Verizon's CFO Fran Shammo released information on its customer's usage habits yesterday. The carrier is distributing 75% more LTE data than a year ago, despite its consumer base only increasing by 35% over the same time period. What this means is that its subscribers are individually consuming more data than they used to in the past. Shammo also revealed that 55% to 65% of Verizon's airwaves are currently in use in its largest U.S. markets, in order to support LTE networks. 89% of data accessed by the carrier's subscribers is LTE in nature.
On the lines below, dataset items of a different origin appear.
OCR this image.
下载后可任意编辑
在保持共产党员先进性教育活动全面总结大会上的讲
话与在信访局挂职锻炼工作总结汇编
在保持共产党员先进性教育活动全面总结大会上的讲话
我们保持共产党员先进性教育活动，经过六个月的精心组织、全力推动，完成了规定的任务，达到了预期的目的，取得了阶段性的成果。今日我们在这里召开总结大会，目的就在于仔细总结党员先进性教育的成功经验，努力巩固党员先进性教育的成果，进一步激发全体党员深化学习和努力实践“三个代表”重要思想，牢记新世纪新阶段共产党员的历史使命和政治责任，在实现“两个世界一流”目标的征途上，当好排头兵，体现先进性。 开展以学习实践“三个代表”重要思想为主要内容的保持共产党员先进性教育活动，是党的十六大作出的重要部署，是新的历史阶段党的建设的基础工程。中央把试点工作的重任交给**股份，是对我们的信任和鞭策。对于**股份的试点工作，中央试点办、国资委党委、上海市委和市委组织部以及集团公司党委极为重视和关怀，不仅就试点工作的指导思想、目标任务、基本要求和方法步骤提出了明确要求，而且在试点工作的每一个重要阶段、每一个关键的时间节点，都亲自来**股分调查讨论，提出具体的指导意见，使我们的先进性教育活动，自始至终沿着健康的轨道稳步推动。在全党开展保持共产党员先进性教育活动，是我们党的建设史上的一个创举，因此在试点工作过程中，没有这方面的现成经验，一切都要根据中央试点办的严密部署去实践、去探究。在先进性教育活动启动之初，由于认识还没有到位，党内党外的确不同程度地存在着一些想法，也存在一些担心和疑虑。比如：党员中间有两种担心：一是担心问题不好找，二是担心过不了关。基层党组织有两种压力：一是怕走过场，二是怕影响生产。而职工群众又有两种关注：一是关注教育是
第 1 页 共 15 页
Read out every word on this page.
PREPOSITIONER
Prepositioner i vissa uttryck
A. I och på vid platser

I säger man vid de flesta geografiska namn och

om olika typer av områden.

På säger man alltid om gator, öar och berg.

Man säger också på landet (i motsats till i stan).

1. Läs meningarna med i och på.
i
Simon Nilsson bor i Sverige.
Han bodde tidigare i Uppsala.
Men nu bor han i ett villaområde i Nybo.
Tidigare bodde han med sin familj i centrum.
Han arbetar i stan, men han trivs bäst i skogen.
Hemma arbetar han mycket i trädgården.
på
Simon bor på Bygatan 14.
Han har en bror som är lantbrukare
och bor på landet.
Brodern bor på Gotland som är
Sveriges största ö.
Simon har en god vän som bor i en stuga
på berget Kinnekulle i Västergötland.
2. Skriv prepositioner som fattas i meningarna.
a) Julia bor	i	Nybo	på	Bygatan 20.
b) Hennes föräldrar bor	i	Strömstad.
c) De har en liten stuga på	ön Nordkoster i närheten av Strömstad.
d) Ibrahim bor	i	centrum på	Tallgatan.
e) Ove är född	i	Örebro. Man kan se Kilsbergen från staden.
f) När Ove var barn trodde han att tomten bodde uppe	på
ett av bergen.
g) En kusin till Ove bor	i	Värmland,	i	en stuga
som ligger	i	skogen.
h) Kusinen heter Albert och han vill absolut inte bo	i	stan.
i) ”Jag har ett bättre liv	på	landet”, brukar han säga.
Analysts are certain that Verizon is already under strain due to the increasing use of LTE data, and if the current trend continues, the carrier will need more spectrum very soon.
However, not all is doomed for Verizon's future ability to continue supporting growth. The company's CEO has expressed interest in partnering with Dish Network in order to make use of the additional spectrum before Verizon can add to its own capacity. Dish has high-frequency spectrum and, according to Shammo, "higher frequency spectrum is capacity and that's really what we need at this point in time." Leasing airwaves from Dish would cost billions a year for Verizon, but at this point it can only help the carrier maintain its position as the nation's largest.